Ina Garten has a granola recipe which was inspired by the one above.  It is equally delicious and of a lesser quantity.  I also prefer the dried cherries and cranberries to the raisins, which you can switch in the above recipe as well. You can see it here http://www.foodnetwork.com/recipes/ina-garten/homemade-granola-recipe/index.html

Ingredients

  • 4 cups old-fashioned rolled oats
  • 2 cups sweetened shredded coconut
  • 2 cups sliced almonds
  • 3/4 cup vegetable oil
  • 1/2 cup good honey
  • 1 1/2 cups small diced dried apricots
  • 1 cup small diced dried figs
  • 1 cup dried cherries
  • 1 cup dried cranberries
  • 1 cup roasted, unsalted cashews

Directions

Preheat the oven to 350 degrees F.

Toss the oats, coconut, and almonds together in a large bowl.
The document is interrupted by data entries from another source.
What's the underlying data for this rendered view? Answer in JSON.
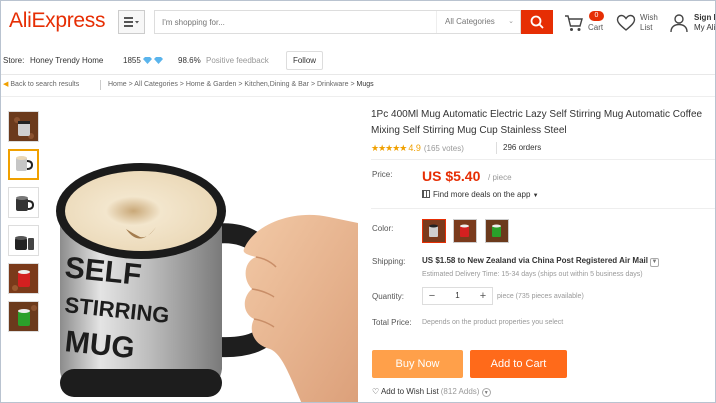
{
  "header": {
    "logo_text": "AliExpress",
    "search": {
      "placeholder": "I'm shopping for...",
      "category": "All Categories"
    },
    "cart": {
      "label": "Cart",
      "count": "0"
    },
    "wish": {
      "line1": "Wish",
      "line2": "List"
    },
    "account": {
      "line1": "Sign In",
      "line2": "My Ali"
    }
  },
  "store": {
    "prefix": "Store:",
    "name": "Honey Trendy Home",
    "score": "1855",
    "feedback_pct": "98.6%",
    "feedback_label": "Positive feedback",
    "follow_label": "Follow"
  },
  "breadcrumb": {
    "back_label": "Back to search results",
    "path": [
      "Home",
      "All Categories",
      "Home & Garden",
      "Kitchen,Dining & Bar",
      "Drinkware"
    ],
    "current": "Mugs"
  },
  "product": {
    "title": "1Pc 400Ml Mug Automatic Electric Lazy Self Stirring Mug Automatic Coffee Mixing Self Stirring Mug Cup Stainless Steel",
    "rating": "4.9",
    "rating_stars": 4.9,
    "votes": "(165 votes)",
    "orders": "296 orders",
    "price_label": "Price:",
    "price": "US $5.40",
    "per_unit": "/ piece",
    "app_deals": "Find more deals on the app",
    "color_label": "Color:",
    "shipping_label": "Shipping:",
    "shipping_main": "US $1.58 to New Zealand via China Post Registered Air Mail",
    "shipping_sub": "Estimated Delivery Time: 15-34 days (ships out within 5 business days)",
    "quantity_label": "Quantity:",
    "quantity_value": "1",
    "quantity_avail": "piece (735 pieces available)",
    "total_label": "Total Price:",
    "total_value": "Depends on the product properties you select",
    "buy_now": "Buy Now",
    "add_to_cart": "Add to Cart",
    "wishlist_label": "Add to Wish List",
    "wishlist_count": "(812 Adds)",
    "mug_text": [
      "SELF",
      "STIRRING",
      "MUG"
    ]
  },
  "colors": {
    "brand": "#e62e04",
    "star": "#f0a000",
    "buy_now_bg": "#ffa04a",
    "add_to_cart_bg": "#ff6a1a"
  },
  "icons": [
    "menu-icon",
    "search-icon",
    "cart-icon",
    "heart-icon",
    "user-icon",
    "diamond-icon",
    "back-arrow-icon",
    "qr-icon"
  ]
}
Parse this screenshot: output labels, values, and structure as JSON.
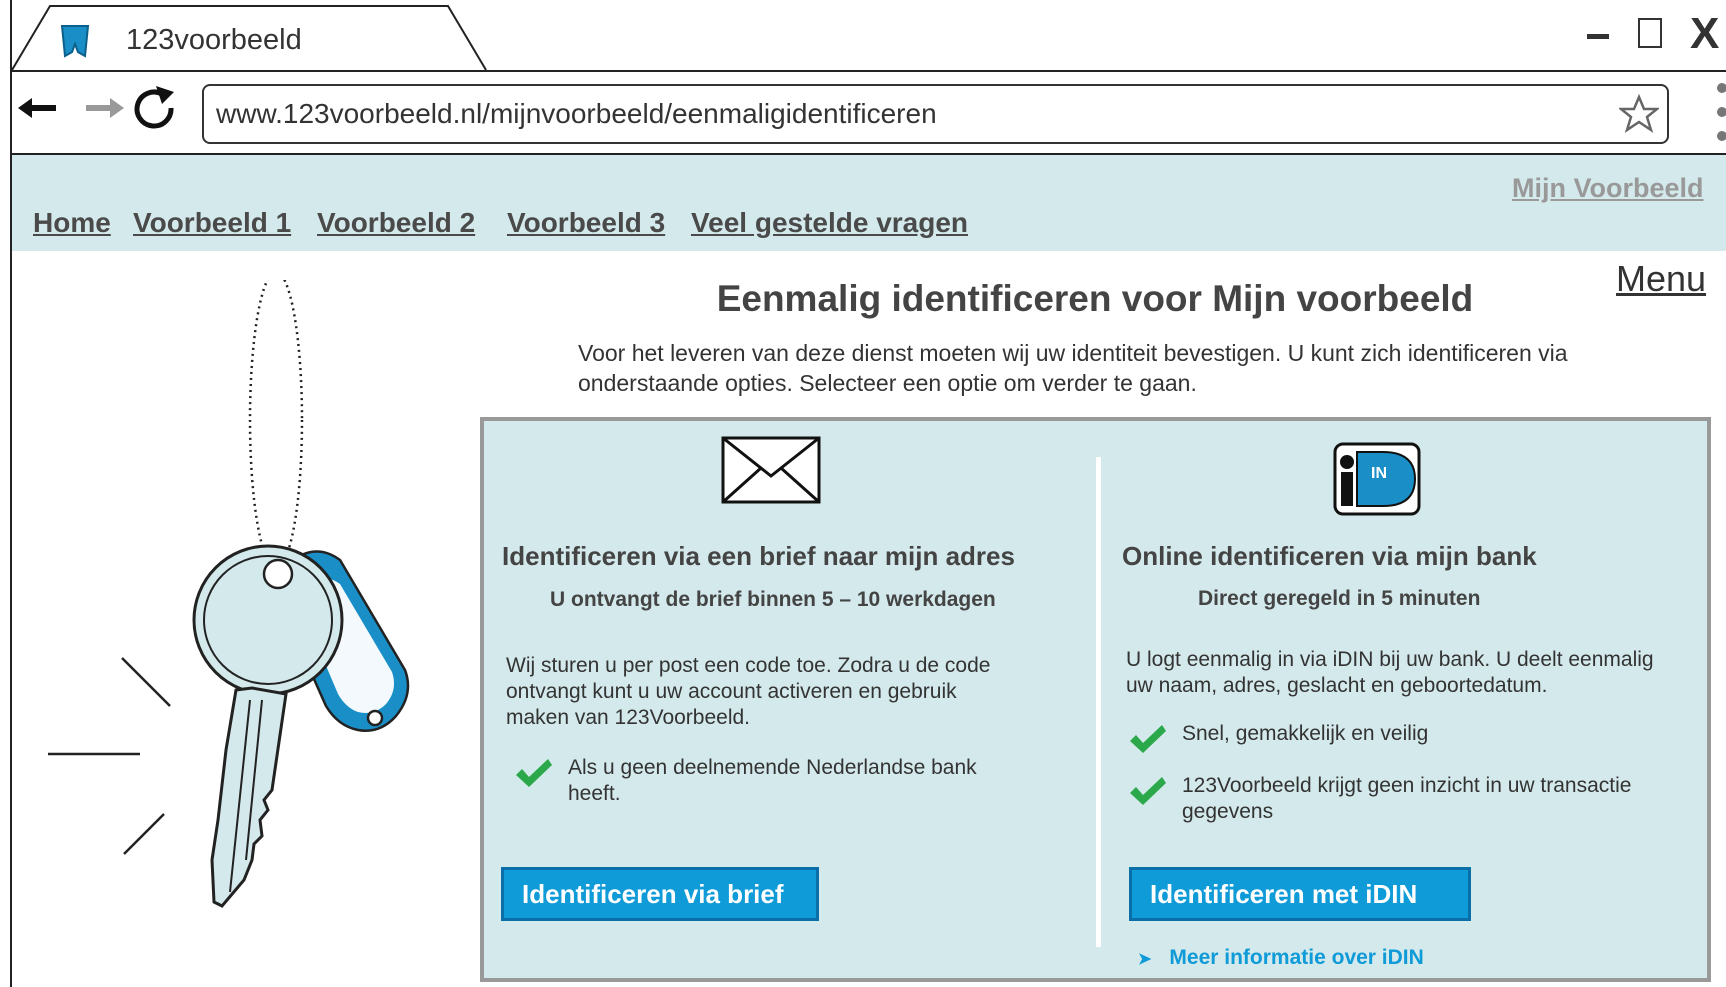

Whisk together the oil and honey in a small bowl. Pour the liquids over the oat mixture and stir with a wooden spoon until all the oats and nuts are coated. Pour onto a 13 by 18 by 1-inch sheet pan. Bake, stirring occasionally with a spatula, until the mixture turns a nice, even, golden brown, about 45 minutes.

Remove the granola from the oven and allow to cool, stirring occasionally. Add the apricots, figs, cherries, cranberries, and cashews. Store the cooled granola in an airtight container.